O engodo, para Sissi, para além do grau de legitimidade que esta visita lhe confere, foi o pacote económico que a Casa de Saud lhe apresentou e que lhe permite respirar fundo e continuar a sentir-se seguro de si. Foram assinados 21 acordos económicos, no valor de 25 mil milhões de dólares, para além dos 16 mil milhões já mencionados. A saudita Aramco assinou com a egípcia General Petroleum Corporation um contrato de 23 mil milhões de dólares, no qual os sauditas se comprometem a fornecer 700 mil toneladas de produtos petrolíferos por mês, durante os próximos 5 anos.

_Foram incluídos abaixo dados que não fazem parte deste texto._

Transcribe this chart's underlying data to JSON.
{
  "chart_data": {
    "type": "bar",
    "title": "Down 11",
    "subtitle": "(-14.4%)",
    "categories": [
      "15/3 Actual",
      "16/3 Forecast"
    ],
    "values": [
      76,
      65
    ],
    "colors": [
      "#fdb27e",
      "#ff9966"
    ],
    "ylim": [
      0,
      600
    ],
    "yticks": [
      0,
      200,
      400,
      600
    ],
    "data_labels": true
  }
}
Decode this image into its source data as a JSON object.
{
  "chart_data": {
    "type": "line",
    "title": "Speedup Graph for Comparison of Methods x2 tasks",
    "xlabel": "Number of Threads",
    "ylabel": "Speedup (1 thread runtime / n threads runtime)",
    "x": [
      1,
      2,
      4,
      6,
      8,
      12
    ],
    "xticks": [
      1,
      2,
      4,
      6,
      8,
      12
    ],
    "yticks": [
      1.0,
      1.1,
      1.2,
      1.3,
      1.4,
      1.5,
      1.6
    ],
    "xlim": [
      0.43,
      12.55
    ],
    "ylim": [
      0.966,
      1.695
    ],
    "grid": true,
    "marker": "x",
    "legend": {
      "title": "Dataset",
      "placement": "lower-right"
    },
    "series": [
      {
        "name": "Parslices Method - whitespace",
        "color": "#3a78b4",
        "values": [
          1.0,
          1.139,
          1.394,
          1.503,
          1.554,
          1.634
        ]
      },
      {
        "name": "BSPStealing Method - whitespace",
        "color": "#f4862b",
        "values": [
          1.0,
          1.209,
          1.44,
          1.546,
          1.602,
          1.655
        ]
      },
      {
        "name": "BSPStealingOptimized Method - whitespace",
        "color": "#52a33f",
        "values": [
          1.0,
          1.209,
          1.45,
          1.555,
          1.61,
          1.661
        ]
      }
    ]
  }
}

A mudança que o Rei saudita propôs ao aliado Egipto é que o financiamento deste dependa de investimentos viáveis do sector privado saudita e não da ajuda directa, como sempre foi política do antecessor Abdullah bin Abdul-Aziz Al Saud. O actual monarca regressa a casa com mais terra, mais mar, petróleo e com um posto avançado para infernizar os israelitas à saída do Golfo de Aqaba, ou, melhor ainda, com um precioso trunfo a jogar no momento certo!

Visita à Turquia

Duas lideranças esquizofrénicas que, pela frente, combatem o “estado islâmico” e por trás deixam a porta entreaberta para o vírus alastrar, ou não fossem as Casas de Saud e do “Novo Sultão” adeptas da Teocracia islâmica, apesar de ambas combaterem feroz e historicamente a única existente, o Irão, xiita e considerado herético por ambos. Este é mais um ponto comum e de alinhamento.

Erdogan fez todas as vénias ao seu convidado, já que a coligação contra o terrorismo e contra Bashar al-Assad também, nas perspectivas de Ankara e Ryiad, liderada pelos sauditas, desde Dezembro que ameaça colocar “botas na areia” no confronto à “Internacional Terrorista”. A Turquia pretende manter as melhores relações com os sauditas, para estar na linha da frente deste Exército e, dentro de um quadro legal internacional, poder combater os curdos dentro do seu próprio território.

A prioridade da política interna e externa da Turquia é a questão curda e nunca o “estado islâmico”, os refugiados, a adesão à União Europeia, ou as tensões que mantém com o Egipto, a propósito da deposição de Mohamad Morsi, assunto aliás que o Rei saudita também tentou amenizar nesta visita, e juntar as três maiores potências sunitas em sintonia e sob a sua liderança. A conjuntura regional a isso obriga, com a Síria e o Iraque desmembrados por um epifenómeno equivalente ao do Entroncamento e o Irão reintegrado e em confronto (in)directo com a coligação sunita, através da guerra no Iémen.

O Rei Salman Al-Saud regressou a casa reforçado na sua liderança regional, enquanto o “Novo Sultão” Erdogan redefine alianças, no sentido do reforço do seu papel de Presidente-Executivo, o que provavelmente levará o regime a um velho-islamismo-novo, já que se tornará ainda mais autocrático e de costas voltadas para a Europa. Quanto ao resto, vai-se gerindo!